Can You Live in a Storage Unit?
With rental prices in most urban areas at an all-time high, many people are looking for alternative affordable housing options. Some renters of storage units may wonder if living inside them either as a short-term emergency solution or as a permanent arrangement is a realistic option. Living in storage units is highly discouraged for a number of reasons, not least because it is illegal, uncomfortable and worst of all, dangerous.
- 1 Other accessible solutions to a lack of personal housing are likely to be available. See what resources your city or town offers to those at risk of homelessness.
- 2 With no permanent legal address, it’s not possible to register for benefits, apply for work or open bank accounts.
- 3 You are not the first or last person to consider living in a storage unit. Storage facility staff can often help you find a better solution. Reach out to them for assistance.
- 4 Living in a storage unit can be a prosecutable defense that often results in expensive fines.
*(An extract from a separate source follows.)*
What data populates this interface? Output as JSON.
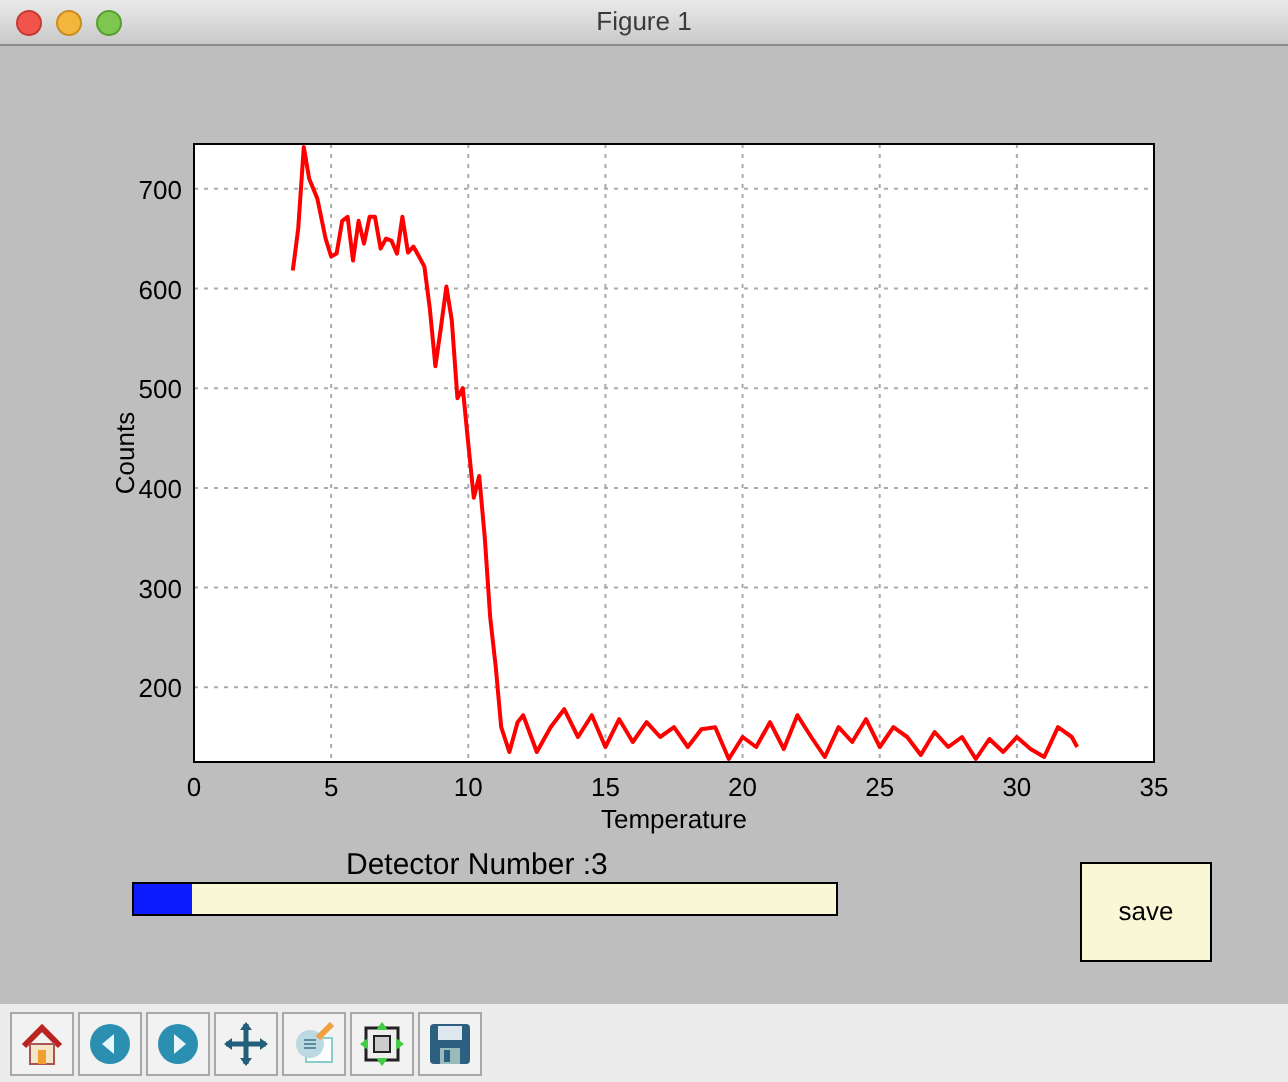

Spending money on lawyer fees and paying these fines will reduce any finances saved from avoiding rent payments.
It’s Against the Law
Although the consequences vary, it’s illegal to live in a storage unit in every state across the U.S. These units were designed to hold things—not people, which is why the are neither zoned as residences, nor up to housing codes. Living in them also violates health, sanitation and safety codes which could put you (and the storage unit’s proprietor) on the hook for substantial fines and possibly jail time. Depending on the specifications of your storage unit contract, staying in a storage unit past detailed hours of operation or accessibility could qualify as trespassing. These are all serious offenses with potentially long-term ramifications that could perpetuate loss of income and lack of employment. Nearly all storage rental contracts contain clauses that forbid living in the units. Violating these terms would annul your contract which will result in instant eviction for both you and your possessions.
Unpleasant Living Conditions
Most people aren’t attracted to the idea of living in a storage unit because it seems like a luxurious option. However, while you may be prepared to weather a significant level of discomfort in order to solve an acute housing crisis, storage living is likely to be even more unpleasant than you anticipate. The small size, lack of natural light, lack of sanitation and lack of electricity creates a claustrophobic environment that could have significant negative impact on your mental health. It could also interrupt your natural circadian rhythms, resulting in Vitamin D-deficiencies and possibly a host of other health problems. Living and eating in close proximity to where you eliminate waste without access to running water is not only undesirable but also a major health concern. As well, the level of discretion one would need to avoid getting caught could result in 24/7 stress, which can take a major toll on one’s health.
Puts You in Danger
Outdoor, drive-up units that aren’t climate controlled can capture extreme heat during summer and exacerbate freezing conditions in the winter. This puts anyone who stays in one at a serious risk of hyperthermia and hypothermia, which can quickly become fatal. With no egress window in the unit and a door locking system that’s designed to be opened exclusively from the outside, even a minor fire can turn deadly in seconds. A nearly complete lack of ventilation would make you vulnerable to environmental hazards, so any kind of chemical spill or fumes could put you at risk. Even breathing in your own CO2 can have harmful effects.